Regular Expressions
• With .Net Regex you need to think about efficiency first.
• Regex class supports two flavors of Regular Expressions
- Full featured .Net version
- ECMA (JavaScript) version
• Outcome of Regex.Match can tell which part of subject matched which parts of pattern.
• Concatenation, Alternation (|), Repetition (*)
• Regex is immutable class.
• Regex finds leftmost match.
• Alternation: Order of terms in alternation is important (catnip|cat) will match catnip first and if this didn’t match then it will match cat.
• Repetition
- Group a set of characters together using parenthesis for e.g. (cat)* matches all multiple occurrences of cat.
- (cat)* : Match 0 or more
- (cat)? : Match 0 or 1
- (cat)+ : Match 1 or more
- (cat){1, 4}: Minimum 1 and maximum 4 occurrences are to be matched.
Matching whole Expressions
• Match.NextMatch gives next match.
• (?m) : End modifier. This says that subsequent Regex is multiline regular expression.
• \A : Match start of the string. This is not affected by End modifier.
• ^: Same as \A if regular expression is not multiline.

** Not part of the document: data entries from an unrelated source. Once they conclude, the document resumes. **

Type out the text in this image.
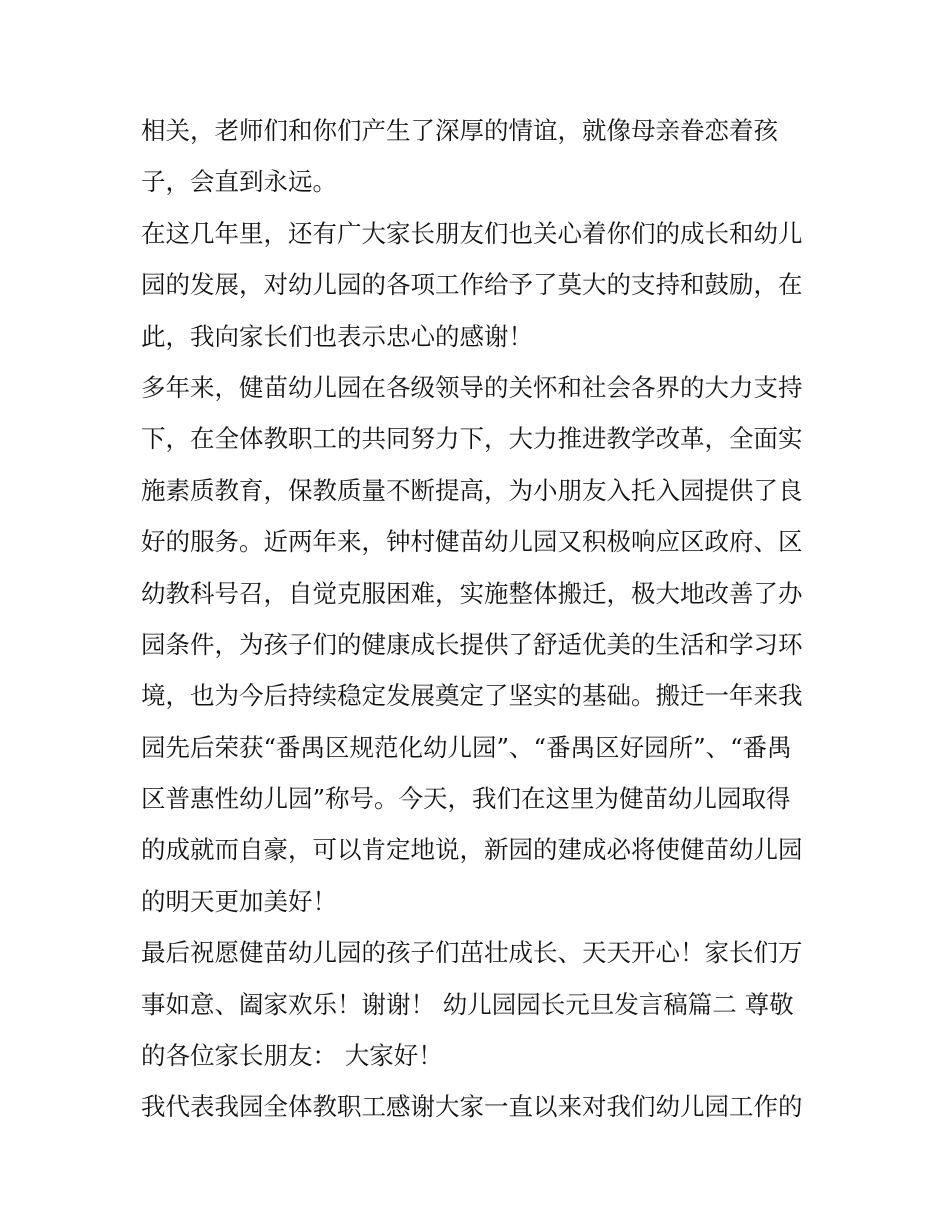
相关，老师们和你们产生了深厚的情谊，就像母亲眷恋着孩
子，会直到永远。
在这几年里，还有广大家长朋友们也关心着你们的成长和幼儿
园的发展，对幼儿园的各项工作给予了莫大的支持和鼓励，在
此，我向家长们也表示忠心的感谢！
多年来，健苗幼儿园在各级领导的关怀和社会各界的大力支持
下，在全体教职工的共同努力下，大力推进教学改革，全面实
施素质教育，保教质量不断提高，为小朋友入托入园提供了良
好的服务。近两年来，钟村健苗幼儿园又积极响应区政府、区
幼教科号召，自觉克服困难，实施整体搬迁，极大地改善了办
园条件，为孩子们的健康成长提供了舒适优美的生活和学习环
境，也为今后持续稳定发展奠定了坚实的基础。搬迁一年来我
园先后荣获“番禺区规范化幼儿园”、“番禺区好园所”、“番禺
区普惠性幼儿园”称号。今天，我们在这里为健苗幼儿园取得
的成就而自豪，可以肯定地说，新园的建成必将使健苗幼儿园
的明天更加美好！
最后祝愿健苗幼儿园的孩子们茁壮成长、天天开心！家长们万
事如意、阖家欢乐！谢谢！ 幼儿园园长元旦发言稿篇二 尊敬
的各位家长朋友： 大家好！
我代表我园全体教职工感谢大家一直以来对我们幼儿园工作的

Matches subsequent pattern only at the start of new line.
• $: (Opposite of ^) When regular expression is not multiline, match should end with string end. When regular expression is NOT multiline, match should end with newline.

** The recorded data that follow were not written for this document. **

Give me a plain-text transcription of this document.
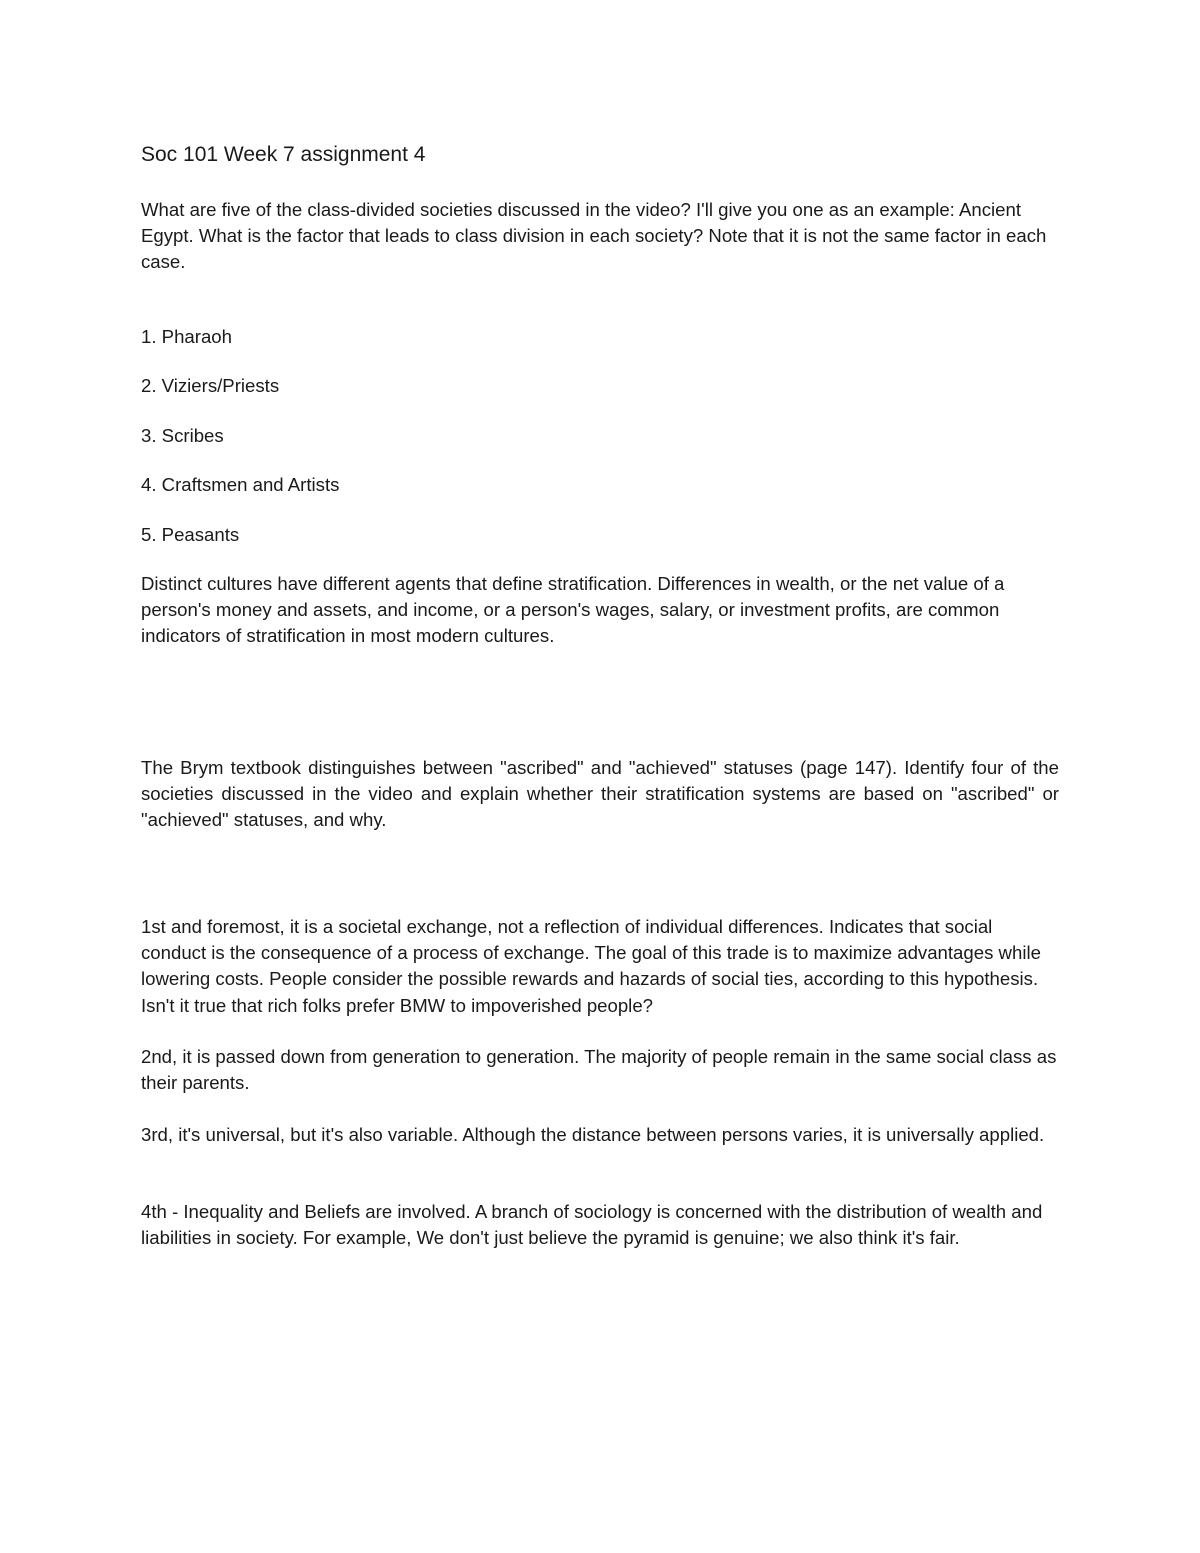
Soc 101 Week 7 assignment 4

What are five of the class-divided societies discussed in the video? I'll give you one as an example: Ancient Egypt. What is the factor that leads to class division in each society? Note that it is not the same factor in each case.

1. Pharaoh
2. Viziers/Priests
3. Scribes
4. Craftsmen and Artists
5. Peasants

Distinct cultures have different agents that define stratification. Differences in wealth, or the net value of a person's money and assets, and income, or a person's wages, salary, or investment profits, are common indicators of stratification in most modern cultures.

The Brym textbook distinguishes between "ascribed" and "achieved" statuses (page 147). Identify four of the societies discussed in the video and explain whether their stratification systems are based on "ascribed" or "achieved" statuses, and why.

1st and foremost, it is a societal exchange, not a reflection of individual differences. Indicates that social conduct is the consequence of a process of exchange. The goal of this trade is to maximize advantages while lowering costs. People consider the possible rewards and hazards of social ties, according to this hypothesis. Isn't it true that rich folks prefer BMW to impoverished people?

2nd, it is passed down from generation to generation. The majority of people remain in the same social class as their parents.

3rd, it's universal, but it's also variable. Although the distance between persons varies, it is universally applied.

4th - Inequality and Beliefs are involved. A branch of sociology is concerned with the distribution of wealth and liabilities in society. For example, We don't just believe the pyramid is genuine; we also think it's fair.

• \Z: (Opposite of \A) is not affected by End modifier. Match end of string.
• Custom character class e.g. [abc]
• Custom character class is more efficient than alternatives i.e. [abc] is more efficient than a|b|c. That’s why character classes are preferred over alternations if possible.
• Character class matches single character only.

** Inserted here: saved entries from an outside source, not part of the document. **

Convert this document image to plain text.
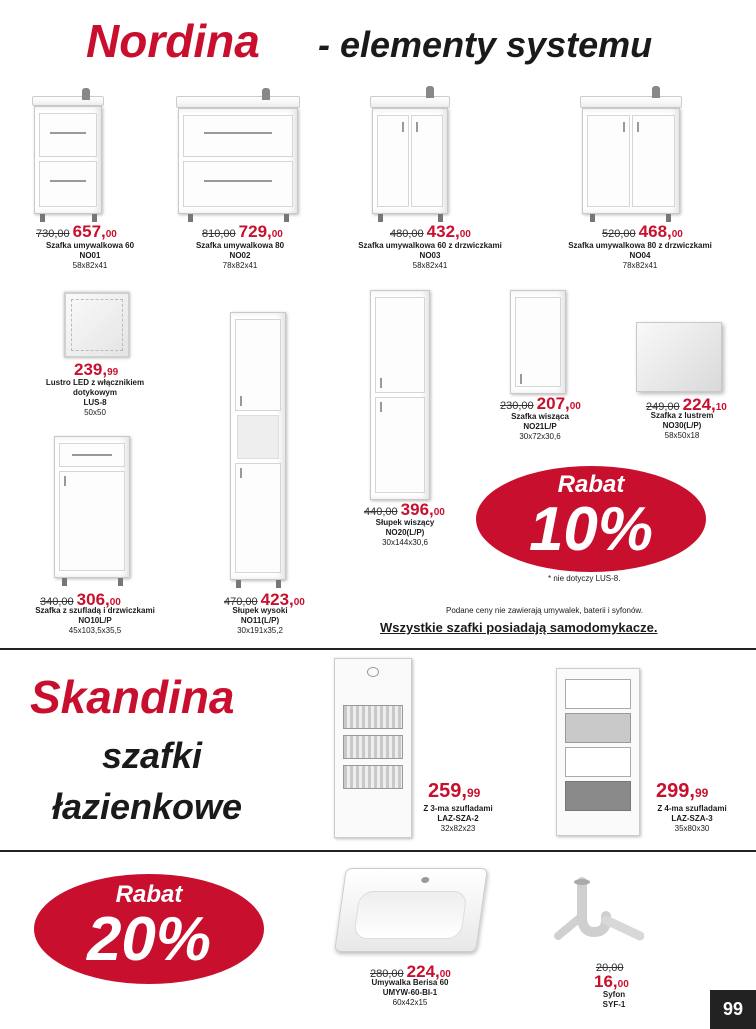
Nordina - elementy systemu
730,00 657,00
Szafka umywalkowa 60
NO01
58x82x41
810,00 729,00
Szafka umywalkowa 80
NO02
78x82x41
480,00 432,00
Szafka umywalkowa 60 z drzwiczkami
NO03
58x82x41
520,00 468,00
Szafka umywalkowa 80 z drzwiczkami
NO04
78x82x41
239,99
Lustro LED z włącznikiem
dotykowym
LUS-8
50x50
440,00 396,00
Słupek wiszący
NO20(L/P)
30x144x30,6
230,00 207,00
Szafka wisząca
NO21L/P
30x72x30,6
249,00 224,10
Szafka z lustrem
NO30(L/P)
58x50x18
340,00 306,00
Szafka z szufladą i drzwiczkami
NO10L/P
45x103,5x35,5
470,00 423,00
Słupek wysoki
NO11(L/P)
30x191x35,2
Rabat
10%
* nie dotyczy LUS-8.
Podane ceny nie zawierają umywalek, baterii i syfonów.
Wszystkie szafki posiadają samodomykacze.
Skandina
szafki
łazienkowe	259,99
Z 3-ma szufladami
LAZ-SZA-2
32x82x23
299,99
Z 4-ma szufladami
LAZ-SZA-3
35x80x30
Rabat
20%	280,00 224,00
Umywalka Berisa 60
UMYW-60-BI-1
60x42x15
20,00
16,00
Syfon
SYF-1	99
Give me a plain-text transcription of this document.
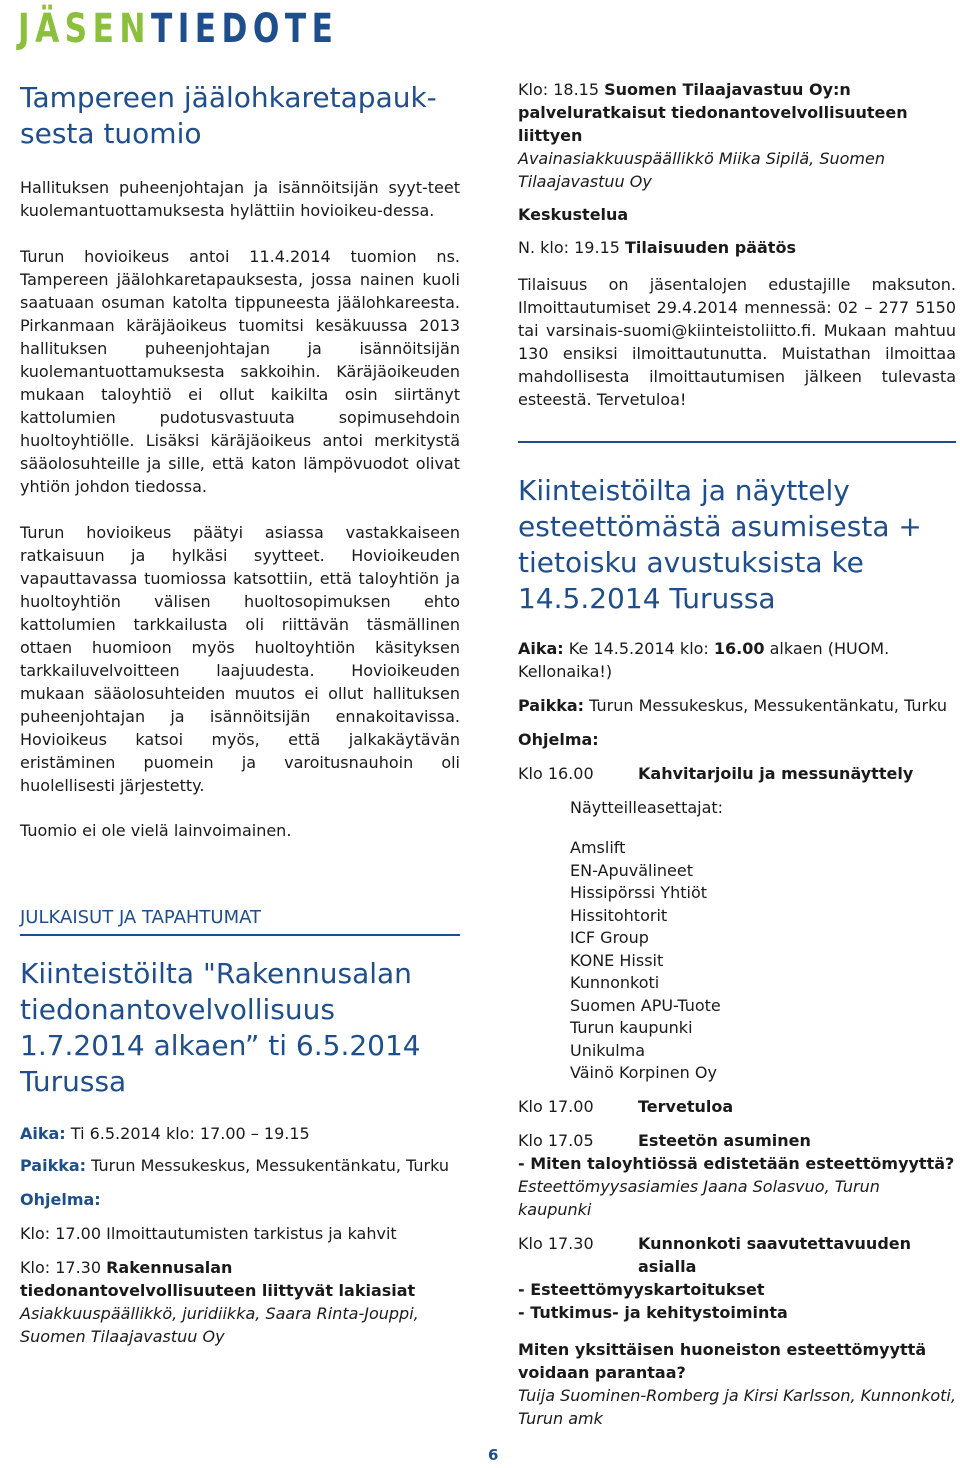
JÄSENTIEDOTE
Tampereen jäälohkaretapauk-sesta tuomio

Hallituksen puheenjohtajan ja isännöitsijän syyt-teet kuolemantuottamuksesta hylättiin hovioikeu-dessa.

Turun hovioikeus antoi 11.4.2014 tuomion ns. Tampereen jäälohkaretapauksesta, jossa nainen kuoli saatuaan osuman katolta tippuneesta jäälohkareesta. Pirkanmaan käräjäoikeus tuomitsi kesäkuussa 2013 hallituksen puheenjohtajan ja isännöitsijän kuolemantuottamuksesta sakkoihin. Käräjäoikeuden mukaan taloyhtiö ei ollut kaikilta osin siirtänyt kattolumien pudotusvastuuta sopimusehdoin huoltoyhtiölle. Lisäksi käräjäoikeus antoi merkitystä sääolosuhteille ja sille, että katon lämpövuodot olivat yhtiön johdon tiedossa.

Turun hovioikeus päätyi asiassa vastakkaiseen ratkaisuun ja hylkäsi syytteet. Hovioikeuden vapauttavassa tuomiossa katsottiin, että taloyhtiön ja huoltoyhtiön välisen huoltosopimuksen ehto kattolumien tarkkailusta oli riittävän täsmällinen ottaen huomioon myös huoltoyhtiön käsityksen tarkkailuvelvoitteen laajuudesta. Hovioikeuden mukaan sääolosuhteiden muutos ei ollut hallituksen puheenjohtajan ja isännöitsijän ennakoitavissa. Hovioikeus katsoi myös, että jalkakäytävän eristäminen puomein ja varoitusnauhoin oli huolellisesti järjestetty.

Tuomio ei ole vielä lainvoimainen.

JULKAISUT JA TAPAHTUMAT
Kiinteistöilta "Rakennusalan tiedonantovelvollisuus 1.7.2014 alkaen” ti 6.5.2014 Turussa

Aika: Ti 6.5.2014 klo: 17.00 – 19.15

Paikka: Turun Messukeskus, Messukentänkatu, Turku

Ohjelma:

Klo: 17.00 Ilmoittautumisten tarkistus ja kahvit

Klo: 17.30 Rakennusalan tiedonantovelvollisuuteen liittyvät lakiasiat

Asiakkuuspäällikkö, juridiikka, Saara Rinta-Jouppi, Suomen Tilaajavastuu Oy

Klo: 18.15 Suomen Tilaajavastuu Oy:n palveluratkaisut tiedonantovelvollisuuteen liittyen

Avainasiakkuuspäällikkö Miika Sipilä, Suomen Tilaajavastuu Oy

Keskustelua

N. klo: 19.15 Tilaisuuden päätös

Tilaisuus on jäsentalojen edustajille maksuton. Ilmoittautumiset 29.4.2014 mennessä: 02 – 277 5150 tai varsinais-suomi@kiinteistoliitto.fi. Mukaan mahtuu 130 ensiksi ilmoittautunutta. Muistathan ilmoittaa mahdollisesta ilmoittautumisen jälkeen tulevasta esteestä. Tervetuloa!

Kiinteistöilta ja näyttely esteettömästä asumisesta + tietoisku avustuksista ke 14.5.2014 Turussa

Aika: Ke 14.5.2014 klo: 16.00 alkaen (HUOM. Kellonaika!)

Paikka: Turun Messukeskus, Messukentänkatu, Turku

Ohjelma:

Klo 16.00	Kahvitarjoilu ja messunäyttely

Näytteilleasettajat:

Amslift
EN-Apuvälineet
Hissipörssi Yhtiöt
Hissitohtorit
ICF Group
KONE Hissit
Kunnonkoti
Suomen APU-Tuote
Turun kaupunki
Unikulma
Väinö Korpinen Oy
Klo 17.00	Tervetuloa
Klo 17.05	Esteetön asuminen

- Miten taloyhtiössä edistetään esteettömyyttä?

Esteettömyysasiamies Jaana Solasvuo, Turun kaupunki

Klo 17.30	Kunnonkoti saavutettavuuden asialla

- Esteettömyyskartoitukset

- Tutkimus- ja kehitystoiminta

Miten yksittäisen huoneiston esteettömyyttä voidaan parantaa?

Tuija Suominen-Romberg ja Kirsi Karlsson, Kunnonkoti, Turun amk

6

• [a-z0-9] : All characters from a to z and 0 to 9
• [^a-z]: All characters except a to z. ^ is negation in this context.
• /d : [0-9]
• /D: [^0-9] (Note negation, so all characters except 0 to 9.
• /s: Any white space character
• /S: Negation of /s
• /w: a to z, A to Z, 0 to 9 and underscore and few more characters which are part considered to be part of English word
• /W: Negation of /w
• \w{3}: Match exactly 3 word characters
• \ is escape character. Regex.Escape method will add escape characters wherever necessary.
• \b: Word boundary. Matches with start or end of the word.
• \B: Negation of \b
• . (Dot): Wild character. Matches any character. By default won’t match New line.
• (?s) : Dot Modifier. (Dot) will match new line character as well. (:) colon is used to scope modifier to only one alternation pattern. For e.g. (?s: c.t) | d.g : Here modifier is applied only to first clause of the pattern.
• Avoid using operator * on . (dot) for performance reasons.